A month or so ago I wrote about the galaxy NGC 4522 undergoing the process of ‘ram pressure stripping’ as it falls through a cluster of galaxies. Although the space between the galaxies seems pretty empty it has a thin gas floating in it - and there’s enough there that a galaxy ploughing through at hundreds of kilometers a second feels an enormous wind in its face, with the result that is gas is blasted off it into a trailing cloud. This stripping is a fairly interesting process with profound consequences for the galaxy in question, so astronomers are obviously interested in studying it. But - as is often the case when you study such a vast and slow-moving beast as a galaxy - some questions can be difficult to answer just by looking through a telescope.

A simulated galaxy undergoing ram stripping. The image is about a million light years top to bottom.
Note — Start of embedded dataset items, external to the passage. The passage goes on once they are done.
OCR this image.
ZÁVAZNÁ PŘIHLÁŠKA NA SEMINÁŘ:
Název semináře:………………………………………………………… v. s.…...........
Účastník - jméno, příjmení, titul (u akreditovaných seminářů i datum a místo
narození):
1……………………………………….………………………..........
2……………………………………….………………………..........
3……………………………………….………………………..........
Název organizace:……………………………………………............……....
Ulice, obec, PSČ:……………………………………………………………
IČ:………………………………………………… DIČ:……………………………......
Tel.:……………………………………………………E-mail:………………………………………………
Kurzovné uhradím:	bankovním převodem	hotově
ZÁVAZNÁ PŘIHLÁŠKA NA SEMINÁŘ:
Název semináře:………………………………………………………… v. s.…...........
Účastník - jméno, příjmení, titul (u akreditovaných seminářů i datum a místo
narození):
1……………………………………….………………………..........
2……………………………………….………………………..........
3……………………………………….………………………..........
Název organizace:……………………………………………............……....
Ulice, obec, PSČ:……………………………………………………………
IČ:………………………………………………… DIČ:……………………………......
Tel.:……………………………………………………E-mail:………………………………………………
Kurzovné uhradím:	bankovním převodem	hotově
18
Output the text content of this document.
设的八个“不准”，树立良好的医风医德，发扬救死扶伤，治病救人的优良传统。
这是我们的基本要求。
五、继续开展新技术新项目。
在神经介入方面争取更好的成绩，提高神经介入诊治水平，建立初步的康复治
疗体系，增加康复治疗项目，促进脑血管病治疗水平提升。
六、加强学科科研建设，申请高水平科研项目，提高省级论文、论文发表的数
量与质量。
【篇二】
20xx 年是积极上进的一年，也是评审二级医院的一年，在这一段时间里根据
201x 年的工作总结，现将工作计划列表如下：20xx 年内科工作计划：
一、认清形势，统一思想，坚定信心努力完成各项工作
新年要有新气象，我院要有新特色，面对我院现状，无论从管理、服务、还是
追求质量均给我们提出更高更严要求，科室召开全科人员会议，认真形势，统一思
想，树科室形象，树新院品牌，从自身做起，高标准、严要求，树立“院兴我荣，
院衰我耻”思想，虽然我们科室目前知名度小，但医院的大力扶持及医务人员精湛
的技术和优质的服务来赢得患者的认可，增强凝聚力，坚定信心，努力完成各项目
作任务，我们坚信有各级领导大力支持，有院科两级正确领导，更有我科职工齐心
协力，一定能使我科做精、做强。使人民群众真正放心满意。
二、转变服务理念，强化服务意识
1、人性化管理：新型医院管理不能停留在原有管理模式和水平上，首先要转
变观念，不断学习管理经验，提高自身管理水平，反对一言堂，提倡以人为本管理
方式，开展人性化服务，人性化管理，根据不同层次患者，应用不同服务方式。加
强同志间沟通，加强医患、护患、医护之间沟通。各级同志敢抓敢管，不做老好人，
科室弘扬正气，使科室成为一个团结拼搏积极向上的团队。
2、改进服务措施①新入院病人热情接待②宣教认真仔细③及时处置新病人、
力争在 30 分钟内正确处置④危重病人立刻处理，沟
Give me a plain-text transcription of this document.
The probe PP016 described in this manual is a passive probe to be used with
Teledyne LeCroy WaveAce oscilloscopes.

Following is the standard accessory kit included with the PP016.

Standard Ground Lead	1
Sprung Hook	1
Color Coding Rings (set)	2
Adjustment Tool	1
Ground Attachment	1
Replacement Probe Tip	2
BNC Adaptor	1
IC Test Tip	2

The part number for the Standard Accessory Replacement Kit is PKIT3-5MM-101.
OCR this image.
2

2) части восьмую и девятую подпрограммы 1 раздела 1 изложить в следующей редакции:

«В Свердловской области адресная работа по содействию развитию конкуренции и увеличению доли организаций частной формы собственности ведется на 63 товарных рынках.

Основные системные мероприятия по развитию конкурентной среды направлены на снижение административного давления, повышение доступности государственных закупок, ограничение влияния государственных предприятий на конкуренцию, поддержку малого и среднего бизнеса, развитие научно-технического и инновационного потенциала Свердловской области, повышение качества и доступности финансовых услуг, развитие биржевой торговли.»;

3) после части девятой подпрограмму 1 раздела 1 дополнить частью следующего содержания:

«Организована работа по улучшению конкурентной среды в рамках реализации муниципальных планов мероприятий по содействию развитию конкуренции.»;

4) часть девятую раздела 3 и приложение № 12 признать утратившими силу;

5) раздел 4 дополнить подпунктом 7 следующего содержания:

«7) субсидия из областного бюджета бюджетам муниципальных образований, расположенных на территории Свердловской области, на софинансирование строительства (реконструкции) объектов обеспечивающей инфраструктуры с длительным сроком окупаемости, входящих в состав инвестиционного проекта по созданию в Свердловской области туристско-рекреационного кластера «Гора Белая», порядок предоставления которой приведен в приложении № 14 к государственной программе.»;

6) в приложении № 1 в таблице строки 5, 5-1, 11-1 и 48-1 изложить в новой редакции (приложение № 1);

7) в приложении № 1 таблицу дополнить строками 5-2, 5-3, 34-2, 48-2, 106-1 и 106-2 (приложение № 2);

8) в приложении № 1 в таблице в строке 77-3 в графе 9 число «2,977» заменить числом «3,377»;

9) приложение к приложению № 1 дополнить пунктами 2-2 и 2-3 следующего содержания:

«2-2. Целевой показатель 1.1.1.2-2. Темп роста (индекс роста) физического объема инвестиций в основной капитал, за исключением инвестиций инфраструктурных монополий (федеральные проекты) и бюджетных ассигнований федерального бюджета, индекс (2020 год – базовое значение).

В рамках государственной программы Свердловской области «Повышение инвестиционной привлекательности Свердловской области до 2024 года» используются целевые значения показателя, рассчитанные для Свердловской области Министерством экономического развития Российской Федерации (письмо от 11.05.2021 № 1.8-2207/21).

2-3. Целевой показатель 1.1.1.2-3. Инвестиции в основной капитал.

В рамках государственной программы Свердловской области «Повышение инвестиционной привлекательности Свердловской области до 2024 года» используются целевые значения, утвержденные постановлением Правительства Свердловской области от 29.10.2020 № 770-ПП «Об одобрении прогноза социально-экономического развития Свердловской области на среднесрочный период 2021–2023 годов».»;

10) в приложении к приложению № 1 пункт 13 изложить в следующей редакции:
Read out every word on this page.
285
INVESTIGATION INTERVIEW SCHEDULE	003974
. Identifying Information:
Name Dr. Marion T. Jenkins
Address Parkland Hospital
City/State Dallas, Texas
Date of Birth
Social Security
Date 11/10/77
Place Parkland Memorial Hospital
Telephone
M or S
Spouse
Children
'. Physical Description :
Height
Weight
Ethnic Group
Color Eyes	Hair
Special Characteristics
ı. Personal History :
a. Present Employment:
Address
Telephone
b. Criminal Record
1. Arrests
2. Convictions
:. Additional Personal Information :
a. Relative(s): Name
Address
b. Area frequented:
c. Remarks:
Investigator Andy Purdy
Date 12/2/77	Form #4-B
For example: what’s the most important property of the gas in determining the amount of stripping that goes on? Is it the density of the gas, or the speed at which the galaxy hits it? Then again, does the temperature of the gas have a bigger effect? To answer this question observationally we’d find lots of galaxies undergoing stripping, measure all the quantities we’re interested in, and look for a relationship. But it might not turn out to be as simple as all that. For instance, the gas tends to be hotter and denser in bigger clusters. So if we find a relationship between stripping and density, it could just be telling us about the cluster mass. Since cluster masses are often quite hard to measure accurately - and in fact we often measure them by looking at the gas temperature - sorting out which variables are affecting what can be tricky.